Events of the past
days show the suspension of Durga Shakti Nagpal, an Indian Administrative
Service (IAS) officer serving in Uttar Pradesh, was politically motivated. The
order of the state government has now snowballed into a national political
controversy.
The officer, who was
suspended last week, had reportedly cracked down on the “sand mafia” operating
in the Gautam Budh Nagar district of Uttar Pradesh where she was serving as a
sub-divisional magistrate. Over the course of the past months, she had seized a
number of trucks and other vehicles laden with sand that had been mined
illegally in this district. There is high demand for sand in the district,
which is home to Noida, a sub-city adjoining the national capital. The step had
hit hard the interests of local politicians who have interests in the sand
mining business. The officer’s actions reverberated all the way to Lucknow. An
immature chief minister Akhilesh Yadavsuspended her, allegedly within an hour
of a local leader displaying displeasure at Nagpal. This was last week.
Since then, the
country has been subjected to the spectacle of a political football match
between the ruling Samajwadi Party (SP) and the Congress. SP leaders have
justified the chief minister’s actions by dishing out the most unbelievable
arguments. The Congress party, in turn, has demanded the officer not be
victimized. No less than party chief Sonia Gandhihas written to Prime Minister
Manmohan Singhto ensure justice for Nagpal. On Monday, SP boss Mulayam Singh
Yadavtermed the suspension order as “final, correct and irrevocable”.
Yadav can, of course,
be excused for his language. He probably is not aware that any officer, leave
alone members of the All India Services (AIS)—the IAS, the Indian Police
Service and the Indian Forest Service—cannot be held guilty before an inquiry
probing the charges against them is completed. In Nagpal’s case, the charge was
that she presided over the demolition of the wall of an under-construction
mosque in Kadalpur village in the district. This, the government felt, had the
potential to disturb communal amity in the district. A preliminary inquiry by
the district magistrate, the senior-most officer in the district, found no
substance in the charges levelled against her. Apparently, the government
relied on the report of a local intelligence unit of the state police to press
with the suspension. Reports suggest that this report did not even mention that
Nagpal was present at the site. This “oversight” in the report, it has been
claimed, was a “typographical error”.
Clearly, a state
government that cannot even carry out a suspension properly will not be fair to
the officer in question.
What is to be done?
At the very minimum,
the Union government needs to amend the relevant sections of the All India
Services (Discipline and Appeal) Rules, 1969 under which officers of AIS are
disciplined. In the virtually anarchic administrative conditions that prevail
in the states today, few, if any, officers of these services can hope to
survive, let alone function with honesty, in states ruled by regional parties.

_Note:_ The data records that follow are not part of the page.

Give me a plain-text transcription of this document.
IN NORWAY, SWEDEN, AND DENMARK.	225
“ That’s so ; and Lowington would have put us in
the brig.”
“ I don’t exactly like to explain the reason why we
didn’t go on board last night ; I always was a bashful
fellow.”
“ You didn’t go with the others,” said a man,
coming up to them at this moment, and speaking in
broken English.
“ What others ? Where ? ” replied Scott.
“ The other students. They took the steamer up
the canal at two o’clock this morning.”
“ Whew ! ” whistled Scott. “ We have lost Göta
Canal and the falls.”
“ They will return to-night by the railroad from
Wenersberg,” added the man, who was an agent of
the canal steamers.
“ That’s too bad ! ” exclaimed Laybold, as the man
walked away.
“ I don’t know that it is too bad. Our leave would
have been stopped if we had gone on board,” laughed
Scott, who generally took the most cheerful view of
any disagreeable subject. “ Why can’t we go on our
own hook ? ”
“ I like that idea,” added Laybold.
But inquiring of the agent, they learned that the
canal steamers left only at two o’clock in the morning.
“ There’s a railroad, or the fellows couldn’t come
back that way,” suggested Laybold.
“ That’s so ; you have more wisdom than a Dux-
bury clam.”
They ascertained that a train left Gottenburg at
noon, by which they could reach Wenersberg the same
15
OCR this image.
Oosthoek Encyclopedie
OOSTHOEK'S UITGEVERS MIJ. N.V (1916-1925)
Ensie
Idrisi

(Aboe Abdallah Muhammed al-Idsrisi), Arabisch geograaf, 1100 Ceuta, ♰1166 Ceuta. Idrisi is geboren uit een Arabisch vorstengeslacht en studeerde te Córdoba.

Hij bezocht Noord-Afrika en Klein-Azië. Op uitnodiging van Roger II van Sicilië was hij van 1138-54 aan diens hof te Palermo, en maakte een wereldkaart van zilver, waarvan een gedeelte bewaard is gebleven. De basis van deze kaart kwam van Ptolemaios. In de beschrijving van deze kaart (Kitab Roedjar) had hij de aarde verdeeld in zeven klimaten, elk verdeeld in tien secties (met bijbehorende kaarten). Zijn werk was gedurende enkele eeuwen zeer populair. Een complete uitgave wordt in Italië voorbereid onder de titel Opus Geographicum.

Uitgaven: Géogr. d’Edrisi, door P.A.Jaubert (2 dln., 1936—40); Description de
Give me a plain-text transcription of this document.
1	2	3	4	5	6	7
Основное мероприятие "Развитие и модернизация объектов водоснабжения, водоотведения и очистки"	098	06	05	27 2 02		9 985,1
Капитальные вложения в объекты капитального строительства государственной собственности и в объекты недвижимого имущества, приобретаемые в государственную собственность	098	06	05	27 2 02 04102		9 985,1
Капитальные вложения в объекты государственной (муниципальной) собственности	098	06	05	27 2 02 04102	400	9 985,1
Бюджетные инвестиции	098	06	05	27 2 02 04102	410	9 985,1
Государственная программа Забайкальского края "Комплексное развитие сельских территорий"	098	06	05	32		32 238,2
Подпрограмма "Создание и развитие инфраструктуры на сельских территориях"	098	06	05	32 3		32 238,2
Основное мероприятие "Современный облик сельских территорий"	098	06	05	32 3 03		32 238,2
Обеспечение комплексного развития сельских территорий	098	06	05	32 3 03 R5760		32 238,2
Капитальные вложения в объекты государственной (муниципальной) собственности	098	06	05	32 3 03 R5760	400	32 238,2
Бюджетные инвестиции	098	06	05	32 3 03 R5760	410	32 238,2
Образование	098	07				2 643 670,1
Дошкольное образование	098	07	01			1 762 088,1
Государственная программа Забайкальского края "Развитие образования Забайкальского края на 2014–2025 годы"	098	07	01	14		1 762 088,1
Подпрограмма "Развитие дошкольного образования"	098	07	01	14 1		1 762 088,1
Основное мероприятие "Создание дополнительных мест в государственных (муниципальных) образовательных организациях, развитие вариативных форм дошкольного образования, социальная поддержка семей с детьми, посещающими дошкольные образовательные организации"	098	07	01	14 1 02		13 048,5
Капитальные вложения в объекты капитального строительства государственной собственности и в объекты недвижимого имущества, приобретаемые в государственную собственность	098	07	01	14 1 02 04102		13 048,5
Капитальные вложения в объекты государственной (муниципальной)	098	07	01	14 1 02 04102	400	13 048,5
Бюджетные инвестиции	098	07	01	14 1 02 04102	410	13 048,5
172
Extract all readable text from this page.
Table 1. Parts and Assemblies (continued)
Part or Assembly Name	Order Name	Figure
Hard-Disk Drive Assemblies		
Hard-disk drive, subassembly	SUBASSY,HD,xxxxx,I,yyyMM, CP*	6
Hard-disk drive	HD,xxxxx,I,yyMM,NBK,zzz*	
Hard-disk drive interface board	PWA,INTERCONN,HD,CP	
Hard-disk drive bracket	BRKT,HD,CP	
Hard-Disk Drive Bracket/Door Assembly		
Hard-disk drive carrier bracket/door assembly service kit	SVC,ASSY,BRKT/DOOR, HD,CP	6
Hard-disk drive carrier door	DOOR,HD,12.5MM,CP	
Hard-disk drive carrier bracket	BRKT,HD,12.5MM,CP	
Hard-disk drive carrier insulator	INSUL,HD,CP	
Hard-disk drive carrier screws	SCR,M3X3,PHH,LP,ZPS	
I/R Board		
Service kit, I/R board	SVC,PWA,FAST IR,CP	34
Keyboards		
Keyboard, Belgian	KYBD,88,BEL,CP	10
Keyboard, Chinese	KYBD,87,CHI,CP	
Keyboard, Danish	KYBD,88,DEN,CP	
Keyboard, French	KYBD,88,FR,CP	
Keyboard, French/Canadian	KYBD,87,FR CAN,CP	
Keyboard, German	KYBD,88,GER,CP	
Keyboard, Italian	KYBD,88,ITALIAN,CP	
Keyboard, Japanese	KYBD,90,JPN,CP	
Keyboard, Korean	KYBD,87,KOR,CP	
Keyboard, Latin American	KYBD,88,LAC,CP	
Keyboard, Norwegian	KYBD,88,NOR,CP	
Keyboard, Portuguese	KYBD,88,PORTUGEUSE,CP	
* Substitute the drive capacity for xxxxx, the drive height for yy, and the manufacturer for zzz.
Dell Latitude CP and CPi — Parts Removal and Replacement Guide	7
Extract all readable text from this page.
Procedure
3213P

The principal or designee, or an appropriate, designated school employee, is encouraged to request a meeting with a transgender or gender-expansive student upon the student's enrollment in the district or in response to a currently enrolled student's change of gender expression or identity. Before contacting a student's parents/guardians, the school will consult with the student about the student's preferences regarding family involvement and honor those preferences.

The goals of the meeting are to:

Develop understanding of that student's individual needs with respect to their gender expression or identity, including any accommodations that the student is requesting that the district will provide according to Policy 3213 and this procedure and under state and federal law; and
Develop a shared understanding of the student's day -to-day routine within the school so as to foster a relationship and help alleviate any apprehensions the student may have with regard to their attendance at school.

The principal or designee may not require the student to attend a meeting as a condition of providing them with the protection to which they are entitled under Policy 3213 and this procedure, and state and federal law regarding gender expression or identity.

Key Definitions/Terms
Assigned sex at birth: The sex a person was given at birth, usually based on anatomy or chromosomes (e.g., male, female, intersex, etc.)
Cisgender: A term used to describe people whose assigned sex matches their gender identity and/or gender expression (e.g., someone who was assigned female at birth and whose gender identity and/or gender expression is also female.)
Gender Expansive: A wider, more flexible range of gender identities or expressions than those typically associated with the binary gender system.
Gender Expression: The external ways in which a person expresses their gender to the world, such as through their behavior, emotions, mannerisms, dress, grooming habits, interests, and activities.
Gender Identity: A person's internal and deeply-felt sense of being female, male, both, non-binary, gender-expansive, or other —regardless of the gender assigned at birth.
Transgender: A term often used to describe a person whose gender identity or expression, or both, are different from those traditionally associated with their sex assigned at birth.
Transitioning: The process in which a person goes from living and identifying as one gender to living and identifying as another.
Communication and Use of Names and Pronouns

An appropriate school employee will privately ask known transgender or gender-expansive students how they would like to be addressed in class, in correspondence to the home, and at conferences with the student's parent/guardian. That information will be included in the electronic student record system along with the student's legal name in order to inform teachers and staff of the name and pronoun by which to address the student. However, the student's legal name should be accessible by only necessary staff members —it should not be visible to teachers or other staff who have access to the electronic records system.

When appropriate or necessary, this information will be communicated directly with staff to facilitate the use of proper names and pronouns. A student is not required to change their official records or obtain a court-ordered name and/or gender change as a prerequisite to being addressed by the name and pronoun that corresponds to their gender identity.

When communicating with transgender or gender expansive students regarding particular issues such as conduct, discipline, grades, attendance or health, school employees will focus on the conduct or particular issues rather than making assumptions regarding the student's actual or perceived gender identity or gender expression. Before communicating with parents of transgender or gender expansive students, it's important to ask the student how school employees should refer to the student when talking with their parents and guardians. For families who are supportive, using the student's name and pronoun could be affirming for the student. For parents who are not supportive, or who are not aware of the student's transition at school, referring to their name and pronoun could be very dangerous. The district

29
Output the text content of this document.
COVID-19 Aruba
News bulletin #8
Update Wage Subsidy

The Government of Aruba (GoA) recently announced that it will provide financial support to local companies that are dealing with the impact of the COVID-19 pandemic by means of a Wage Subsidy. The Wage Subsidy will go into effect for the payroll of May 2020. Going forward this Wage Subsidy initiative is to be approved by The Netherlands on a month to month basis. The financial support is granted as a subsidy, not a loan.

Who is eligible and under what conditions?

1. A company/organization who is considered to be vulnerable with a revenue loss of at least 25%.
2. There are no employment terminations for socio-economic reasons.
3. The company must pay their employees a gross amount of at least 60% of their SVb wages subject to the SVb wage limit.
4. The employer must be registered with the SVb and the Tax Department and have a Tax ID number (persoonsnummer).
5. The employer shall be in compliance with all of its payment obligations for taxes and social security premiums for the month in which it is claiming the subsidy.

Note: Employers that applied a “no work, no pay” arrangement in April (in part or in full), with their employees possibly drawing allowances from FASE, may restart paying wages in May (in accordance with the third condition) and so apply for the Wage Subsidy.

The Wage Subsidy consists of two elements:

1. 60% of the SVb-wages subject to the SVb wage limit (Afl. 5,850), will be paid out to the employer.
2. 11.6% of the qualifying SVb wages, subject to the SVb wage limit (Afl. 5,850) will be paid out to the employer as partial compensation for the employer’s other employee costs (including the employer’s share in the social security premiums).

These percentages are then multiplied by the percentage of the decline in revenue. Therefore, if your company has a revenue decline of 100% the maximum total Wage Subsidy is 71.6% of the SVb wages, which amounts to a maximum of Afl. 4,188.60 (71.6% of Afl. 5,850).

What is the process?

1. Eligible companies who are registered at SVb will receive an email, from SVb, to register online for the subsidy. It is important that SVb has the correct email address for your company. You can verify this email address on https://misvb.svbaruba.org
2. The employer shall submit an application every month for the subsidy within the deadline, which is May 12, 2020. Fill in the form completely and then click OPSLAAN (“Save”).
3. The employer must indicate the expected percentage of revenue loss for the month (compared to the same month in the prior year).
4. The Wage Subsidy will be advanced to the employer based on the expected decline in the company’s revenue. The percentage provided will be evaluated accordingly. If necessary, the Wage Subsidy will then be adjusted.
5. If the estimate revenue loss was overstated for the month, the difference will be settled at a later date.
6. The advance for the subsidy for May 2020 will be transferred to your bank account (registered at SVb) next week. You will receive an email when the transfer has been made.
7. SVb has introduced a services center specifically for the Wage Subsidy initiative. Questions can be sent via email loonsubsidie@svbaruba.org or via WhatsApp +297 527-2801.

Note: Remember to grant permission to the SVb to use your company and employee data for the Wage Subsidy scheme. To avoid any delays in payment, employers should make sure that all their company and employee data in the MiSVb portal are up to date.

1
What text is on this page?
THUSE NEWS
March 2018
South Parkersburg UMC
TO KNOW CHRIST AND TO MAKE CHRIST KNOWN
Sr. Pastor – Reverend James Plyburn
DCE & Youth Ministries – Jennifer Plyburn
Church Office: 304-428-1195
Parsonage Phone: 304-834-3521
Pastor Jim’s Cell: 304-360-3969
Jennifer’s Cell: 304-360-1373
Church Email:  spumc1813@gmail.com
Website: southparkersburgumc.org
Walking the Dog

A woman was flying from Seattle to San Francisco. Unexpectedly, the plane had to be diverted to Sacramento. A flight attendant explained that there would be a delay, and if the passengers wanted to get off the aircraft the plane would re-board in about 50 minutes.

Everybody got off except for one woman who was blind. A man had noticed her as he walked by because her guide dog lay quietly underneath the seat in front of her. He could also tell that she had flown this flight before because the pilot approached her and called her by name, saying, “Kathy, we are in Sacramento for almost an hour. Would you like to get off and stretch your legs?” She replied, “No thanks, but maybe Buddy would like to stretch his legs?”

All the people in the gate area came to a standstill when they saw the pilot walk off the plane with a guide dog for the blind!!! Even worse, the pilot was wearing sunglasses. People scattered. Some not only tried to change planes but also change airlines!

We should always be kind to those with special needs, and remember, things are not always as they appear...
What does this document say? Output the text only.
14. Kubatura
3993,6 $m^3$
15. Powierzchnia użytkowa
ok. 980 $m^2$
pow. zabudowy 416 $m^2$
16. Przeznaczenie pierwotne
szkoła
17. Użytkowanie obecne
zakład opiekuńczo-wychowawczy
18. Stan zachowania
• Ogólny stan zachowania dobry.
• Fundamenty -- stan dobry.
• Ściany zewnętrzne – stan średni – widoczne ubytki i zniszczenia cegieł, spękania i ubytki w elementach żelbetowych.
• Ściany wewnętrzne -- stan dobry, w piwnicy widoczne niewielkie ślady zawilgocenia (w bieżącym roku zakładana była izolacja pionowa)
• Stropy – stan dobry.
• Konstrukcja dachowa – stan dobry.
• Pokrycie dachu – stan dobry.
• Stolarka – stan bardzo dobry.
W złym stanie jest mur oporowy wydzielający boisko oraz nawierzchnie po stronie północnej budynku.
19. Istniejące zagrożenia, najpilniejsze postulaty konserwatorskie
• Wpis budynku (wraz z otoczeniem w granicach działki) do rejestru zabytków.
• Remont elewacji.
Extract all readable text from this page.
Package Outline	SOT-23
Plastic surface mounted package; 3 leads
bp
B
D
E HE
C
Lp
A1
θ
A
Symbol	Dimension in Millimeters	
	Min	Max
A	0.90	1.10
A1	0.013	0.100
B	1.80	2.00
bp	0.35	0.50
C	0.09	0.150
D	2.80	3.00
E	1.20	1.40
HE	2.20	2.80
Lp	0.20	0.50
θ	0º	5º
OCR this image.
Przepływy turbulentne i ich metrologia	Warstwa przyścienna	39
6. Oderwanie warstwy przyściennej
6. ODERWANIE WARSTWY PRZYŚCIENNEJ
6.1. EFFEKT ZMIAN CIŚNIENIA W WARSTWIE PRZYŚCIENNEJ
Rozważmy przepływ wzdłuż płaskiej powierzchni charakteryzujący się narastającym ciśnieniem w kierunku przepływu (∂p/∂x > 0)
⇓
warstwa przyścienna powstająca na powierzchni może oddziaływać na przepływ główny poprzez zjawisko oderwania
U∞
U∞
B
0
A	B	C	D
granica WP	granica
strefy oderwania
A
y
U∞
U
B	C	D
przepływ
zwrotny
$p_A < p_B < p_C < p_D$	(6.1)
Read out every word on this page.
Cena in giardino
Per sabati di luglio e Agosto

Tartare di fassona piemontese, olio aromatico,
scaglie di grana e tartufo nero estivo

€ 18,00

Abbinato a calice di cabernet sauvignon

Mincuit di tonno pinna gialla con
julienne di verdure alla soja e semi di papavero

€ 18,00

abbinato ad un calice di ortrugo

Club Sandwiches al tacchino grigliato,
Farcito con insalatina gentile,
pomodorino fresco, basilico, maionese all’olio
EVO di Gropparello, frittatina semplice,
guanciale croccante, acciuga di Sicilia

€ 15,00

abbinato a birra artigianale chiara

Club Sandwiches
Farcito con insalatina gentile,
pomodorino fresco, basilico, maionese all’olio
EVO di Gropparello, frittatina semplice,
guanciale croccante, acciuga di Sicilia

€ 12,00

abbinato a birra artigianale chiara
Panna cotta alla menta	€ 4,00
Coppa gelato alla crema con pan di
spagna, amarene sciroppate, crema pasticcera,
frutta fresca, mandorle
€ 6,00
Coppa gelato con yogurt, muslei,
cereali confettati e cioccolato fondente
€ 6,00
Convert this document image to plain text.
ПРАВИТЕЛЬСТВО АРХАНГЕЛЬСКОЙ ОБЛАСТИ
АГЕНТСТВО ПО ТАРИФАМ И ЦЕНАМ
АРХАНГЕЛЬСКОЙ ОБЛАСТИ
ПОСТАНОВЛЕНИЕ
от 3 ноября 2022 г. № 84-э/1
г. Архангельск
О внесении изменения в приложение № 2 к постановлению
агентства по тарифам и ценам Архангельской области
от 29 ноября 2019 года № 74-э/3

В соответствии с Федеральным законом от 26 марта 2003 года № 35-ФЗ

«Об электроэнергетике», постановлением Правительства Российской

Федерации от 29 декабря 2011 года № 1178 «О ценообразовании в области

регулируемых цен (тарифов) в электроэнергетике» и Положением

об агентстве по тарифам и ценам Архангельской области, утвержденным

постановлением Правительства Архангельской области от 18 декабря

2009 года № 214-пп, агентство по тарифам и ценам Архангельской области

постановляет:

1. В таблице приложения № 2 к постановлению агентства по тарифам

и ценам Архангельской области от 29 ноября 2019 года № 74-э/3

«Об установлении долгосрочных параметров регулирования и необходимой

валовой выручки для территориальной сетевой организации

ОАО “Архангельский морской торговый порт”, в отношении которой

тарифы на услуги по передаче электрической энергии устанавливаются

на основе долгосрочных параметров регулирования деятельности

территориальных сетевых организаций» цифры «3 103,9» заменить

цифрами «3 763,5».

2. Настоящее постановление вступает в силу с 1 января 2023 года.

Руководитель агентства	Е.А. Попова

This is not because these parties are led by dishonest politicians but because
of their extremely short-sighted policy vision. The problem, while acute under
regional parties, is not limited to them. Cases such as those of Ashok Khemka
(in Haryana) show that even national parties are not immune from abusing
authority. Under such governments, officers are usually under extreme pressure.
Either ministers want them to adhere to orders of dubious legal validity or
simply get out of the way.
Officers such as
Nagpal are either seen as a threat or are simply squashed by administrative
fiat. The usual way to bend honest officers to the will of the ruling party is
to transfer them to inconvenient (or more often, inconsequential) positions.
Such officers are never deterred by this kind of punishment. A far more potent
option is to suspend officers who don’t obey you. This can deter even hardy
officers: After all a suspension can have far-reaching consequences ranging
from disruption of family life to the virtual destruction of a career. This, in
any case, is a Uttar Pradesh invention. In her tenure, former chief minister
Mayawatiset a record of sorts in suspending and transferring officers by the
hundreds. Yadav Jr is only following the footsteps of his predecessor. In
either case, this is bad news for sound administration in the country.
AIS officers are
suspended under Section 3 of the rules mentioned above. This section is clear
that in case of differences with a state government in such matters, the will
of the Union government shall prevail. But the section is worded weakly. To
tackle cases like Nagpal’s—which are no longer unusual—a separate section is
required that permits the Union government to take corrective action quickly.
To be sure, there are ample safeguards for civil servants. As it appears,
ultimately, Nagpal will get justice. But who knows when and at what stage? If,
for example, she has to fight out her suspension all the way to the Central
Administrative Tribunal, she will get demoralized badly. The essence of
victimizing an officer today is not the act of suspension itself but that of
keeping the officer on ice, so to speak, until her will is broken. Ask any
member of these services serving in far-flung corners of India and they will
tell you that this, and not AIS rules, are the way by which officers are
“disciplined”. The Union government needs to end this pernicious practice.